Restriction Fragment Length Polymorphism : DNA variations resulting in RFLP

It has been estimated that the genomes of any two unrelated people are 99.5% identical. With 6 billion bp in the diploid human genome, that represents variation in ~30 million bp. These genome variations are the result of mutations that lead to polymorphisms. A polymorphism is a change in genotype that can result in no change in phenotype or a change in phenotype that is harmless, causes increased susceptibility to a disease, or, rarely, causes the disease. It is traditionally defined as a sequence variation at a given locus (allele) in >1% of a population. Polymorphisms primarily occur in the 98% of the genome that does not encode proteins (that is, in introns and intergenic regions).
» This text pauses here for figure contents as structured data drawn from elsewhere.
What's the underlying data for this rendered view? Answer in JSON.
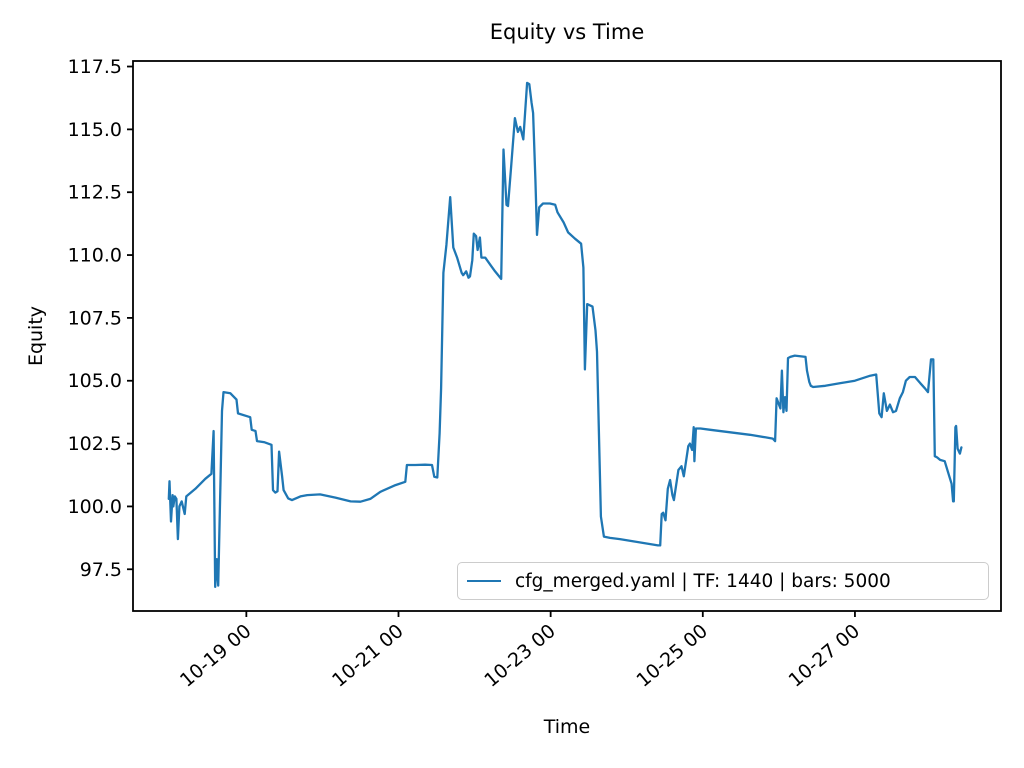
{
  "figure": {
    "title": "Equity vs Time",
    "background": "#ffffff"
  },
  "chart_data": {
    "type": "line",
    "title": "Equity vs Time",
    "xlabel": "Time",
    "ylabel": "Equity",
    "legend": [
      "cfg_merged.yaml | TF: 1440 | bars: 5000"
    ],
    "legend_position": "lower right",
    "line_color": "#1f77b4",
    "axis_color": "#000000",
    "grid": false,
    "x_unit": "days, 0 = 10-18 00",
    "xlim": [
      -0.49,
      10.92
    ],
    "ylim": [
      95.84,
      117.72
    ],
    "x_ticks": {
      "positions": [
        1,
        3,
        5,
        7,
        9
      ],
      "labels": [
        "10-19 00",
        "10-21 00",
        "10-23 00",
        "10-25 00",
        "10-27 00"
      ],
      "rotation": 40
    },
    "y_ticks": [
      97.5,
      100.0,
      102.5,
      105.0,
      107.5,
      110.0,
      112.5,
      115.0,
      117.5
    ],
    "points": [
      [
        -0.02,
        100.3
      ],
      [
        -0.01,
        101.0
      ],
      [
        0.01,
        99.4
      ],
      [
        0.03,
        100.45
      ],
      [
        0.04,
        100.0
      ],
      [
        0.06,
        100.4
      ],
      [
        0.08,
        100.3
      ],
      [
        0.1,
        98.7
      ],
      [
        0.12,
        100.0
      ],
      [
        0.15,
        100.2
      ],
      [
        0.19,
        99.7
      ],
      [
        0.21,
        100.4
      ],
      [
        0.33,
        100.7
      ],
      [
        0.46,
        101.1
      ],
      [
        0.54,
        101.3
      ],
      [
        0.57,
        103.0
      ],
      [
        0.59,
        96.8
      ],
      [
        0.61,
        97.9
      ],
      [
        0.63,
        96.85
      ],
      [
        0.66,
        101.0
      ],
      [
        0.68,
        103.8
      ],
      [
        0.7,
        104.55
      ],
      [
        0.79,
        104.5
      ],
      [
        0.87,
        104.25
      ],
      [
        0.89,
        103.7
      ],
      [
        1.05,
        103.55
      ],
      [
        1.07,
        103.05
      ],
      [
        1.12,
        103.0
      ],
      [
        1.14,
        102.6
      ],
      [
        1.24,
        102.55
      ],
      [
        1.33,
        102.45
      ],
      [
        1.35,
        100.65
      ],
      [
        1.38,
        100.55
      ],
      [
        1.41,
        100.6
      ],
      [
        1.43,
        102.18
      ],
      [
        1.47,
        101.2
      ],
      [
        1.49,
        100.65
      ],
      [
        1.55,
        100.32
      ],
      [
        1.6,
        100.25
      ],
      [
        1.71,
        100.4
      ],
      [
        1.8,
        100.45
      ],
      [
        1.97,
        100.48
      ],
      [
        2.17,
        100.35
      ],
      [
        2.37,
        100.2
      ],
      [
        2.5,
        100.19
      ],
      [
        2.63,
        100.3
      ],
      [
        2.76,
        100.58
      ],
      [
        2.96,
        100.85
      ],
      [
        3.09,
        100.98
      ],
      [
        3.11,
        101.65
      ],
      [
        3.22,
        101.65
      ],
      [
        3.35,
        101.66
      ],
      [
        3.44,
        101.65
      ],
      [
        3.47,
        101.18
      ],
      [
        3.51,
        101.15
      ],
      [
        3.54,
        102.9
      ],
      [
        3.56,
        104.7
      ],
      [
        3.59,
        109.3
      ],
      [
        3.63,
        110.4
      ],
      [
        3.68,
        112.3
      ],
      [
        3.72,
        110.3
      ],
      [
        3.77,
        109.9
      ],
      [
        3.83,
        109.3
      ],
      [
        3.85,
        109.2
      ],
      [
        3.89,
        109.35
      ],
      [
        3.92,
        109.1
      ],
      [
        3.94,
        109.15
      ],
      [
        3.97,
        109.8
      ],
      [
        3.99,
        110.85
      ],
      [
        4.02,
        110.75
      ],
      [
        4.04,
        110.2
      ],
      [
        4.07,
        110.7
      ],
      [
        4.09,
        109.9
      ],
      [
        4.14,
        109.9
      ],
      [
        4.21,
        109.6
      ],
      [
        4.27,
        109.35
      ],
      [
        4.35,
        109.05
      ],
      [
        4.38,
        114.2
      ],
      [
        4.42,
        112.0
      ],
      [
        4.44,
        111.95
      ],
      [
        4.48,
        113.5
      ],
      [
        4.53,
        115.45
      ],
      [
        4.57,
        114.9
      ],
      [
        4.6,
        115.1
      ],
      [
        4.64,
        114.6
      ],
      [
        4.69,
        116.85
      ],
      [
        4.72,
        116.8
      ],
      [
        4.75,
        116.05
      ],
      [
        4.77,
        115.65
      ],
      [
        4.8,
        113.0
      ],
      [
        4.82,
        110.8
      ],
      [
        4.85,
        111.9
      ],
      [
        4.9,
        112.05
      ],
      [
        4.99,
        112.05
      ],
      [
        5.06,
        112.0
      ],
      [
        5.09,
        111.7
      ],
      [
        5.17,
        111.3
      ],
      [
        5.23,
        110.9
      ],
      [
        5.32,
        110.65
      ],
      [
        5.4,
        110.45
      ],
      [
        5.43,
        109.5
      ],
      [
        5.45,
        105.45
      ],
      [
        5.48,
        108.05
      ],
      [
        5.55,
        107.95
      ],
      [
        5.59,
        107.0
      ],
      [
        5.61,
        106.15
      ],
      [
        5.66,
        99.6
      ],
      [
        5.7,
        98.8
      ],
      [
        5.78,
        98.75
      ],
      [
        5.91,
        98.7
      ],
      [
        6.11,
        98.6
      ],
      [
        6.31,
        98.5
      ],
      [
        6.41,
        98.45
      ],
      [
        6.44,
        98.45
      ],
      [
        6.46,
        99.7
      ],
      [
        6.48,
        99.75
      ],
      [
        6.51,
        99.45
      ],
      [
        6.54,
        100.7
      ],
      [
        6.57,
        101.05
      ],
      [
        6.6,
        100.45
      ],
      [
        6.62,
        100.25
      ],
      [
        6.68,
        101.45
      ],
      [
        6.72,
        101.6
      ],
      [
        6.75,
        101.2
      ],
      [
        6.81,
        102.4
      ],
      [
        6.83,
        102.5
      ],
      [
        6.86,
        102.25
      ],
      [
        6.88,
        103.15
      ],
      [
        6.89,
        101.8
      ],
      [
        6.91,
        103.1
      ],
      [
        6.97,
        103.1
      ],
      [
        7.1,
        103.05
      ],
      [
        7.36,
        102.95
      ],
      [
        7.62,
        102.85
      ],
      [
        7.82,
        102.75
      ],
      [
        7.92,
        102.7
      ],
      [
        7.95,
        102.6
      ],
      [
        7.97,
        104.3
      ],
      [
        8.02,
        103.9
      ],
      [
        8.04,
        105.4
      ],
      [
        8.06,
        103.75
      ],
      [
        8.08,
        104.35
      ],
      [
        8.1,
        103.8
      ],
      [
        8.12,
        105.9
      ],
      [
        8.15,
        105.95
      ],
      [
        8.21,
        106.0
      ],
      [
        8.35,
        105.95
      ],
      [
        8.37,
        105.4
      ],
      [
        8.4,
        104.95
      ],
      [
        8.42,
        104.8
      ],
      [
        8.45,
        104.75
      ],
      [
        8.61,
        104.8
      ],
      [
        8.8,
        104.9
      ],
      [
        9.0,
        105.0
      ],
      [
        9.2,
        105.2
      ],
      [
        9.28,
        105.25
      ],
      [
        9.32,
        103.7
      ],
      [
        9.35,
        103.55
      ],
      [
        9.38,
        104.5
      ],
      [
        9.42,
        103.8
      ],
      [
        9.46,
        104.05
      ],
      [
        9.5,
        103.75
      ],
      [
        9.54,
        103.8
      ],
      [
        9.59,
        104.3
      ],
      [
        9.63,
        104.55
      ],
      [
        9.67,
        105.0
      ],
      [
        9.72,
        105.15
      ],
      [
        9.79,
        105.15
      ],
      [
        9.86,
        104.9
      ],
      [
        9.92,
        104.7
      ],
      [
        9.96,
        104.55
      ],
      [
        10.0,
        105.85
      ],
      [
        10.03,
        105.85
      ],
      [
        10.05,
        102.0
      ],
      [
        10.08,
        101.95
      ],
      [
        10.12,
        101.85
      ],
      [
        10.18,
        101.8
      ],
      [
        10.24,
        101.2
      ],
      [
        10.27,
        100.9
      ],
      [
        10.29,
        100.2
      ],
      [
        10.3,
        100.2
      ],
      [
        10.32,
        103.15
      ],
      [
        10.33,
        103.2
      ],
      [
        10.35,
        102.3
      ],
      [
        10.38,
        102.1
      ],
      [
        10.4,
        102.35
      ]
    ]
  }
}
A restriction fragment length polymorphism (RFLP) is a genetic variant that can be observed by cleaving the DNA into fragments (restriction fragments) with a restriction endonuclease. The length of the restriction fragments is altered if the variant alters the DNA so as to create or abolish a restriction site. RFLP can be used to detect human genetic variations, for example, in prospective parents or in fetal tissue.
DNA variations resulting in RFLP
Two types of DNA variations commonly result in RFLP: single-base changes in the DNA sequence and tandem repeats of DNA sequences.
1. Single-base changes: About 90% of human genome variation comes in the form of single nucleotide polymorphisms (SNPs, pronounced “snips”), that is, variations that involve just one base (Fig. 1). The substitution of one nucleotide at a restriction site can render the site unrecognizable by a particular restriction endonuclease. A new restriction site can also be created by the same mechanism. In either case, cleavage with an endonuclease results in fragments of lengths that differ from the normal and can be detected by DNA hybridization . The altered restriction site can be either at the site of a diseasecausing mutation (rare) or at a site some distance from the mutation. [Note: The HapMap, developed by The International Haplotype Map Project, is a catalog of common SNP in the human genome. The data are being used in genome-wide association studies (GWAS) to identify those alleles that affect health and disease.]

Figure 1:  Common forms of genetic polymorphism. SNP = single nucleotide polymorphism; A = adenine; C = cytosine; G = guanine; T = thymine.
2. Tandem repeats: Polymorphisms in chromosomal DNA can also arise from the presence of a variable number of tandem repeats (VNTR), as shown in Figure 2. These are short sequences of DNA at scattered locations in the genome, repeated in tandem (one after another). The number of these repeat units varies from person to person but is unique for any given individual and, therefore, serves as a molecular “fingerprint.” Cleavage by restriction enzymes yields fragments that vary in length depending on how many repeated segments are contained in the fragment (see Fig. 2). Many different VNTR loci have been identified and are extremely useful for DNA fingerprint analysis, such as in forensic and paternity cases. It is important to emphasize that these polymorphisms, whether SNP or VNTR, are simply markers, which, in most cases, have no known effect on the structure, function, or rate of production of any particular protein.

Figure 2:  Restriction fragment length polymorphism of variable number tandem repeats (VNTR). For each person, a pair of homologous chromosomes is shown.